Nostoc in Yellowstone Lake, Wyoming (Credit: Jennifer Idol/Stocktrek Images via Getty Images)
In the days and weeks that followed, various theories emerged to explain the phenomenon. While early speculation ranged from spiritual causes to meteorological anomalies, the most widely accepted explanation, while grotesque to imagine, is the most plausible.
Nostoc
One of the first explanations of the raining meat came from a scientist named Leopold Brandeis. Writing in the Sanitarian, he identified the substance as Nostoc, a genus of cyanobacteria (often referred to as witch’s butter, star jelly, or spit of moon) that lives in a jelly-like colony. It typically appears on moist soil, rocks, or other damp surfaces, forming translucent, gelatinous masses. After heavy rain, it can swell quickly with water, leading to the sudden appearance of these squishy patches. Yet there was no rain that day, or in the days leading up to the Olympia Springs meat shower.
He wrote, ‘The flesh that was supposed to have fallen from the clouds in Kentucky is the flesh-colored Nostoc (N. carneum of the botanist); the flavor of it approaches frog or spring chicken legs, and it is greedily devoured by almost all domestic animals.’

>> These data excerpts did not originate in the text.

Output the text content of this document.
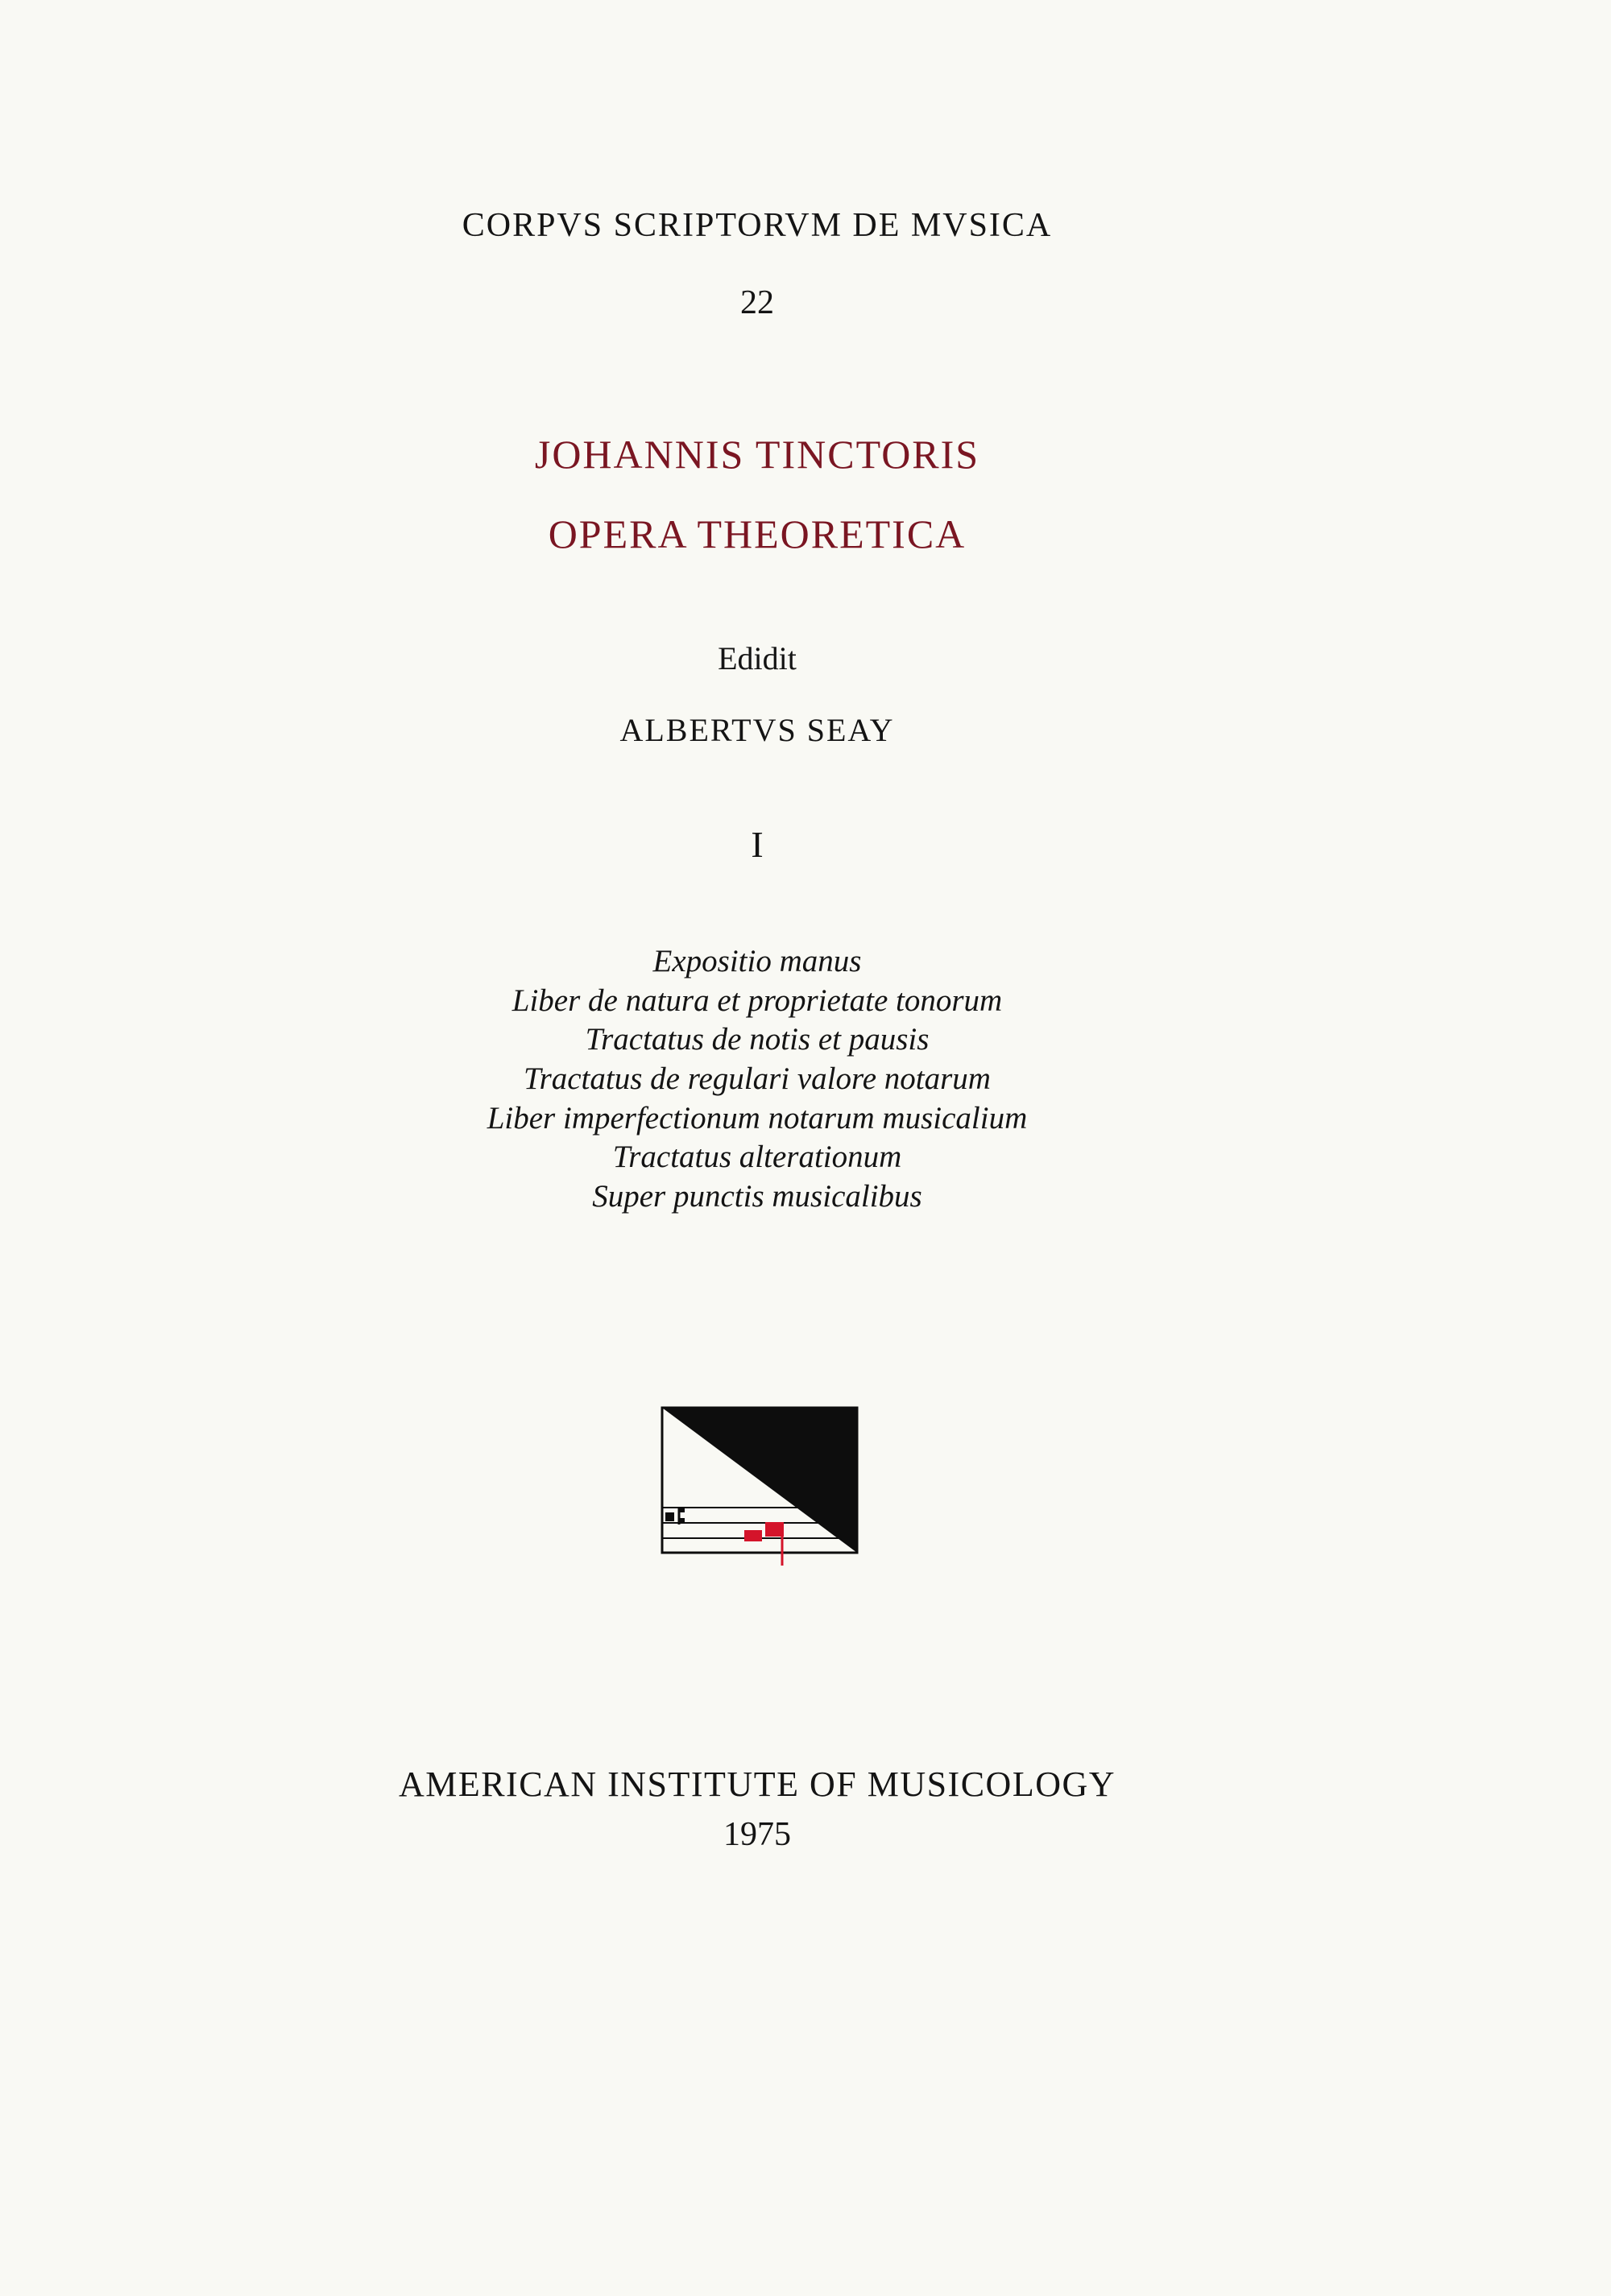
CORPVS SCRIPTORVM DE MVSICA
22
JOHANNIS TINCTORIS
OPERA THEORETICA
Edidit
ALBERTVS SEAY
I
Expositio manus
Liber de natura et proprietate tonorum
Tractatus de notis et pausis
Tractatus de regulari valore notarum
Liber imperfectionum notarum musicalium
Tractatus alterationum
Super punctis musicalibus
AMERICAN INSTITUTE OF MUSICOLOGY
1975
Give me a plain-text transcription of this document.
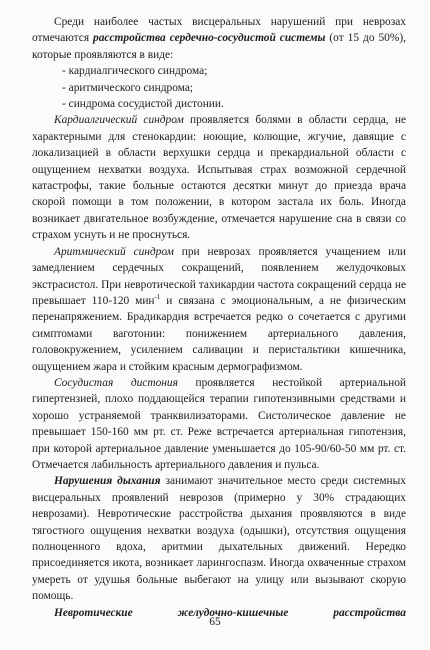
Среди наиболее частых висцеральных нарушений при неврозах отмечаются расстройства сердечно-сосудистой системы (от 15 до 50%), которые проявляются в виде:

- кардиалгического синдрома;
- аритмического синдрома;
- синдрома сосудистой дистонии.

Кардиалгический синдром проявляется болями в области сердца, не характерными для стенокардии: ноющие, колющие, жгучие, давящие с локализацией в области верхушки сердца и прекардиальной области с ощущением нехватки воздуха. Испытывая страх возможной сердечной катастрофы, такие больные остаются десятки минут до приезда врача скорой помощи в том положении, в котором застала их боль. Иногда возникает двигательное возбуждение, отмечается нарушение сна в связи со страхом уснуть и не проснуться.

Аритмический синдром при неврозах проявляется учащением или замедлением сердечных сокращений, появлением желудочковых экстрасистол. При невротической тахикардии частота сокращений сердца не превышает 110-120 мин$^{-1}$ и связана с эмоциональным, а не физическим перенапряжением. Брадикардия встречается редко о сочетается с другими симптомами ваготонии: понижением артериального давления, головокружением, усилением саливации и перистальтики кишечника, ощущением жара и стойким красным дермографизмом.

Сосудистая дистония проявляется нестойкой артериальной гипертензией, плохо поддающейся терапии гипотензивными средствами и хорошо устраняемой транквилизаторами. Систолическое давление не превышает 150-160 мм рт. ст. Реже встречается артериальная гипотензия, при которой артериальное давление уменьшается до 105-90/60-50 мм рт. ст. Отмечается лабильность артериального давления и пульса.

Нарушения дыхания занимают значительное место среди системных висцеральных проявлений неврозов (примерно у 30% страдающих неврозами). Невротические расстройства дыхания проявляются в виде тягостного ощущения нехватки воздуха (одышки), отсутствия ощущения полноценного вдоха, аритмии дыхательных движений. Нередко присоединяется икота, возникает ларингоспазм. Иногда охваченные страхом умереть от удушья больные выбегают на улицу или вызывают скорую помощь.

Невротические	желудочно-кишечные	расстройства

65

However, not everyone was so sure…
Organic Matter
Brandeis sent a sample of the flesh to the Newark Scientific Association, and they replied with a letter – published in the long-defunct Medical Record – stating they’d identified the meat as lung tissue from a horse or, rather frighteningly, a human infant. Further analyses identified two samples as lung tissue, two as cartilage, and three as muscle.
But it was Dr. Lewis Kastenbine later in 1876 who published a hypothesis in the Louisville Medical News that still stands up to scrutiny today.
The Vulture Theory

Turkey vultures (Credit: Donna Feledichuk via Getty Images)
This Kentucky meat rain theory isn’t for the squeamish. It essentially says that a flock of turkey vultures, common to the area, may have disgorged their partially digested meals while flying over the Crouch farm, possibly due to being startled or needing to shed weight for flight.
He wrote ‘The only plausible theory explanatory of this anomalous shower appears to me to be that suggested by the old Ohio farmer – the disgorgement of some vultures that were sailing over the spot, from their immense height, the particles were scattered by the prevailing wind over the ground. The variety of tissue discovered – muscular, connective, fatty, structureless etc – can be explained only by this theory.”
Despite this plausible explanation, the Olympia Springs meat shower remains a subject of fascination and continues to captivate the imagination of those who hear its strange tale.
The Kentucky Meat Shower: A Rare Mystery

The events in rural Kentucky remain a mystery (Credit: alexeys via Getty Images)
When asked, most modern scholars will regurgitate the vulture theory as the most plausible cause. Still, whether one attributes the flying flesh to vomiting vultures or some other bizarre natural occurrence, the Kentucky meat rain story remains one of the oddest recorded events in American history.